Book Excerpt: Macrowikinomics (Part 5)
In 1997, Stephen Heywood, a twenty-eight-year-old custom home builder from Palo Alto, California, noticed that he couldn't turn a key with his right hand. A year later, he was diagnosed with Lou Gehrig's disease (also called amyotrophic lateral sclerosis, or ALS). It's a neurodegenerative disease that paralyzes and eventually kills its victim. As soon as the diagnosis was made, Stephen's brothers, James and Ben, both MIT engineers, struggled to learn as much as they could about the disease. But they were stunned by the paucity of information available to them, even as members of the academic community with broad access to information resources. With thirty thousand cases in the United States, ALS is not as common as the better-known multiple sclerosis, but it's just as debilitating. Yet ALS patients had no efficient way to share information about their disease with one another, or with their doctors, so both diagnosis and treatment were delayed. What's more, it was extraordinarily hard to find patients just like Stephen, who by his thirty-fifth birthday was breathing on a ventilator and confined to a wheelchair.
What these patients needed, the Heywood brothers thought, was good data on their condition and treatment options. In particular, they needed answers to two questions: Given my status, what's the best outcome I could hope for? And how do I achieve it? Doctors couldn't help, because they saw so few patients with these afflictions. Yet if they could gather people with rare conditions together, they'd form a community, and if they aggregated information from that community, they could provide meaningful clinical data to patients and their doctors. This would help both doctors and patients make more informed treatment decisions.

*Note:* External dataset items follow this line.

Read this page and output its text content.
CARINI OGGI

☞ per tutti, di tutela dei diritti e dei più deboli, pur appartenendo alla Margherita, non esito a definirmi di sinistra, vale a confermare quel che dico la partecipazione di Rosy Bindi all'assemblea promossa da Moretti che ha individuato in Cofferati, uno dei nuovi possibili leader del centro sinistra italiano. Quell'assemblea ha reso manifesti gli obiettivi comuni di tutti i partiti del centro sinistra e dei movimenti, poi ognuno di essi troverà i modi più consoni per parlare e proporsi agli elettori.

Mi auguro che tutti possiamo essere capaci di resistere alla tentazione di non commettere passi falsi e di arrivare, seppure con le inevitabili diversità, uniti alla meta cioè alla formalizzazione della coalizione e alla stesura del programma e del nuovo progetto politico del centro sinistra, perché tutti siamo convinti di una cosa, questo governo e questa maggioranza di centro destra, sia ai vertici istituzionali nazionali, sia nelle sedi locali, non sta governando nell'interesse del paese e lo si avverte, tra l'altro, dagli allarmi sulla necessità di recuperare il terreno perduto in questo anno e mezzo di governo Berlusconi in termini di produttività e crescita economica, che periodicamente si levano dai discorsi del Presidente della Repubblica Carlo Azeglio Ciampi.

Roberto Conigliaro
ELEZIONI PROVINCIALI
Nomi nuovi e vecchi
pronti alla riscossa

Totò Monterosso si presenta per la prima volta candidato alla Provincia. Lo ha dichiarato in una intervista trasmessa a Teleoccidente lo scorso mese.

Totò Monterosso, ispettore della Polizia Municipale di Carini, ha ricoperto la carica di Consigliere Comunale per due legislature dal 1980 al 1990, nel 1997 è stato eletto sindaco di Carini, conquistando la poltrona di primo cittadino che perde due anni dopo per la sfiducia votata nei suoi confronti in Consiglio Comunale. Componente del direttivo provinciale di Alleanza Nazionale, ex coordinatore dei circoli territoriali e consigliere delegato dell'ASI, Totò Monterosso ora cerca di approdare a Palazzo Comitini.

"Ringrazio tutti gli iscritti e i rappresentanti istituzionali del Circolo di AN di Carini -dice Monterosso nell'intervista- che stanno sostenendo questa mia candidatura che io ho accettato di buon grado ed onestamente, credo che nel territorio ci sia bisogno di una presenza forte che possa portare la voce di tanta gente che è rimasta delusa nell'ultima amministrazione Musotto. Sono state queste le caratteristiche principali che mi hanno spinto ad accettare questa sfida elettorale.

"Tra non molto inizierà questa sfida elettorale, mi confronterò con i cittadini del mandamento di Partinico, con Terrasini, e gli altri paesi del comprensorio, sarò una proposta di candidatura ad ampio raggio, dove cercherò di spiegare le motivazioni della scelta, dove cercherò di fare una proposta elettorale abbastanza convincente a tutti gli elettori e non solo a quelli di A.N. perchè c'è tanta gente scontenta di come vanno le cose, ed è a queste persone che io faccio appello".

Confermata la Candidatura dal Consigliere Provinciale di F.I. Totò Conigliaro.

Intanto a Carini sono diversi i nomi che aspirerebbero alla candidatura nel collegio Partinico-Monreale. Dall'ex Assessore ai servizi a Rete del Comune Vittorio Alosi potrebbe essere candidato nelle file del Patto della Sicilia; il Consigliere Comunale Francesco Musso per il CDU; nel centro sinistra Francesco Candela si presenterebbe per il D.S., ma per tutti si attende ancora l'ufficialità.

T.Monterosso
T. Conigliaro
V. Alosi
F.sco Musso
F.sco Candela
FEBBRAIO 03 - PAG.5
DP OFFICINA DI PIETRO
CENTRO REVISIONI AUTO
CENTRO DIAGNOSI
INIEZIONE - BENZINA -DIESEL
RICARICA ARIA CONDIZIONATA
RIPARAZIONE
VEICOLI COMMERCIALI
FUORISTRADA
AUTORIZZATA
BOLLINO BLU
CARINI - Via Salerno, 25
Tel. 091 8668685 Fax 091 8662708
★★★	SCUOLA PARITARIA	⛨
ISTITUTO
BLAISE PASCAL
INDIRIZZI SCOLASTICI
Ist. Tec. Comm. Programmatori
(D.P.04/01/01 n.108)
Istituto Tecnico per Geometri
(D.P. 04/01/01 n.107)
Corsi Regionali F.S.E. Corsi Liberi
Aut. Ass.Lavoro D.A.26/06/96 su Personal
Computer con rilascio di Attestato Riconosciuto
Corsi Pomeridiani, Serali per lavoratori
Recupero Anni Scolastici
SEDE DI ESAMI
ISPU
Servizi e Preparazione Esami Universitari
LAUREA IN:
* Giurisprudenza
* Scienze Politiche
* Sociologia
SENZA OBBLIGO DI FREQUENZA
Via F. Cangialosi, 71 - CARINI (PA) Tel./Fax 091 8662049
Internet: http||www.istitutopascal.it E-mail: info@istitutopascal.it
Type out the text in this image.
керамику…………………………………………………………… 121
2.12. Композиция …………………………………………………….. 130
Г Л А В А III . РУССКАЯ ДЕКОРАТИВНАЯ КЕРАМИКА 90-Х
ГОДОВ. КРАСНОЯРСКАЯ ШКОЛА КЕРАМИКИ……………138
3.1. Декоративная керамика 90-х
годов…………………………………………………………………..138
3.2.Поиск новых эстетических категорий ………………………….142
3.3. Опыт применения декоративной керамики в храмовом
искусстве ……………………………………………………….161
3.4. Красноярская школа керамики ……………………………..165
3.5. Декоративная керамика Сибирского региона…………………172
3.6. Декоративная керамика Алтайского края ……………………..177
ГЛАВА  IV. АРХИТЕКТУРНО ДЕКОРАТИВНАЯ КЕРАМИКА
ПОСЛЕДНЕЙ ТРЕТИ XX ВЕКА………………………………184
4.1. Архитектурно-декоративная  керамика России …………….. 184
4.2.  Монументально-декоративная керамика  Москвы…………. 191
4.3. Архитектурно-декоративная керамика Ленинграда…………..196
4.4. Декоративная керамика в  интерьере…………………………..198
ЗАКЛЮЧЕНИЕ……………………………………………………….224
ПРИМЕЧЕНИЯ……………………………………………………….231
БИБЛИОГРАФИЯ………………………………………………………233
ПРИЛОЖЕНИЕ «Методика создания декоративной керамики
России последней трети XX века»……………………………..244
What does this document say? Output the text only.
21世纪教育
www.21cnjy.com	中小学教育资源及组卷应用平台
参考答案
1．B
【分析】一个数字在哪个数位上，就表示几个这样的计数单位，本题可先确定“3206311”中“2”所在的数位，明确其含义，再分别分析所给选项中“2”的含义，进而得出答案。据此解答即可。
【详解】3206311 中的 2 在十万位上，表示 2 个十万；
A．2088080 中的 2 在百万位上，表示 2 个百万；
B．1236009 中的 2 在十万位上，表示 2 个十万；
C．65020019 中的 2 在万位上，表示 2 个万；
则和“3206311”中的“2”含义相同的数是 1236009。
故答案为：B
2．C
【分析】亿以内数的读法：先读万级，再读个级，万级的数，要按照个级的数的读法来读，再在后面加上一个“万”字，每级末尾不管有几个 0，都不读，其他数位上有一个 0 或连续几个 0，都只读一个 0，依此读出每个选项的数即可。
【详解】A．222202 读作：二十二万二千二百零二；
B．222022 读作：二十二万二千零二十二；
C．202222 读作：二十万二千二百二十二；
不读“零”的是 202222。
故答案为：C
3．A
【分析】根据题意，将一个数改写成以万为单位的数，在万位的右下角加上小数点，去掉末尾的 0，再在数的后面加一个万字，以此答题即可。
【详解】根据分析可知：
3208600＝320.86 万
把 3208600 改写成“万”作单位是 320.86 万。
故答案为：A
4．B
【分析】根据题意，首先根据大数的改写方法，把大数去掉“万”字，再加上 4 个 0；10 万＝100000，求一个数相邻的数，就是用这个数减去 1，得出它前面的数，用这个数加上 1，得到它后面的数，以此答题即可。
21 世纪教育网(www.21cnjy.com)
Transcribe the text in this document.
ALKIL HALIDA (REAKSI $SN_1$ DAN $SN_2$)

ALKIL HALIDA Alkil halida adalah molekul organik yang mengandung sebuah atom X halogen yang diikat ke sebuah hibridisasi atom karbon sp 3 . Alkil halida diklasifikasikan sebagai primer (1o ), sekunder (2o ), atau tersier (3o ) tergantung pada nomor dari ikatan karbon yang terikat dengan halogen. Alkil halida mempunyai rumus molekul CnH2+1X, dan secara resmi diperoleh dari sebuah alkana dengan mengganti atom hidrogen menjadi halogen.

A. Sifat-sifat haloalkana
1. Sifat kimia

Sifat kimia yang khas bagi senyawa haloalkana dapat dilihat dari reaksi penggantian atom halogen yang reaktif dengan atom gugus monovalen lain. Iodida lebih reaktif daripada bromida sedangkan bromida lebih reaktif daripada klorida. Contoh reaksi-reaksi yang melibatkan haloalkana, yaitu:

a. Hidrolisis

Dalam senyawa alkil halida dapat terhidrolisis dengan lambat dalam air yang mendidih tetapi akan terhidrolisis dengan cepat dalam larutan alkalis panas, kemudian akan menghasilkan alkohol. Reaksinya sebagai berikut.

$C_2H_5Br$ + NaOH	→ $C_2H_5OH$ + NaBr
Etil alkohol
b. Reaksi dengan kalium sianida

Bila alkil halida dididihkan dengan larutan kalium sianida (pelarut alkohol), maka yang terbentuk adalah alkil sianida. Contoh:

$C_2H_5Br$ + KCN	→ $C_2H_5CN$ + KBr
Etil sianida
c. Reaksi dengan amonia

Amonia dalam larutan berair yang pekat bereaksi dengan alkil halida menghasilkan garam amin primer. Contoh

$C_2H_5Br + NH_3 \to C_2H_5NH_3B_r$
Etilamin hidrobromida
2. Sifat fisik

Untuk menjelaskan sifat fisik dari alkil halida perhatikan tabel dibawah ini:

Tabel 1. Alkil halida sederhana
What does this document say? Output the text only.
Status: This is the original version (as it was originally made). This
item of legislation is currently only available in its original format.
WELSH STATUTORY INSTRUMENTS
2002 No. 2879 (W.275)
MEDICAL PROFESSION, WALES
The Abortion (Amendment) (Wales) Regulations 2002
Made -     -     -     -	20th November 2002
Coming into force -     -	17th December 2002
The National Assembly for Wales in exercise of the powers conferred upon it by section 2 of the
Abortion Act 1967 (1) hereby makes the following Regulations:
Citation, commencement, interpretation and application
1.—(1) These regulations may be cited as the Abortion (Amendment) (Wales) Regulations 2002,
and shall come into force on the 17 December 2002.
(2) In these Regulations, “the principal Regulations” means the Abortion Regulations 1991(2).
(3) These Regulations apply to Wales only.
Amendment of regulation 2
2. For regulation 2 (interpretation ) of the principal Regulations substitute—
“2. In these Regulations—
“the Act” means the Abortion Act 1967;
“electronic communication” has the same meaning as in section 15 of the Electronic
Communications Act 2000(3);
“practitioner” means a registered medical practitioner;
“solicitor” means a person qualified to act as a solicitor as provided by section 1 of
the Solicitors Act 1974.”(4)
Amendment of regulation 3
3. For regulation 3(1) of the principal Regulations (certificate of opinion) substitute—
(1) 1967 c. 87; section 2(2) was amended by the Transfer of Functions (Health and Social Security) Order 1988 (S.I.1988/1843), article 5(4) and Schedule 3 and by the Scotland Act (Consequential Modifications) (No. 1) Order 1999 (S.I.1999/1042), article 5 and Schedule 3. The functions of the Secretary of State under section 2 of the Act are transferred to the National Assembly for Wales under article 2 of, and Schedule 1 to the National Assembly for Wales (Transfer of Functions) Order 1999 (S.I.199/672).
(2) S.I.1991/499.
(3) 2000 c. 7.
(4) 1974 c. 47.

Stephen died in 2006 when his ventilator disconnected in the middle of the night. Yet the Heywood brothers were determined to improve the lives of thousands of people with ALS—by forming a new online community. Two years before Stephen's death, in 2004, with the help of longtime friend Jeff Cole they launched PatientsLikeMe, a Web-based community of patients with rare or life-altering disease states such as ALS, progressive supra-nuclear palsy, and corticobasal degeneration.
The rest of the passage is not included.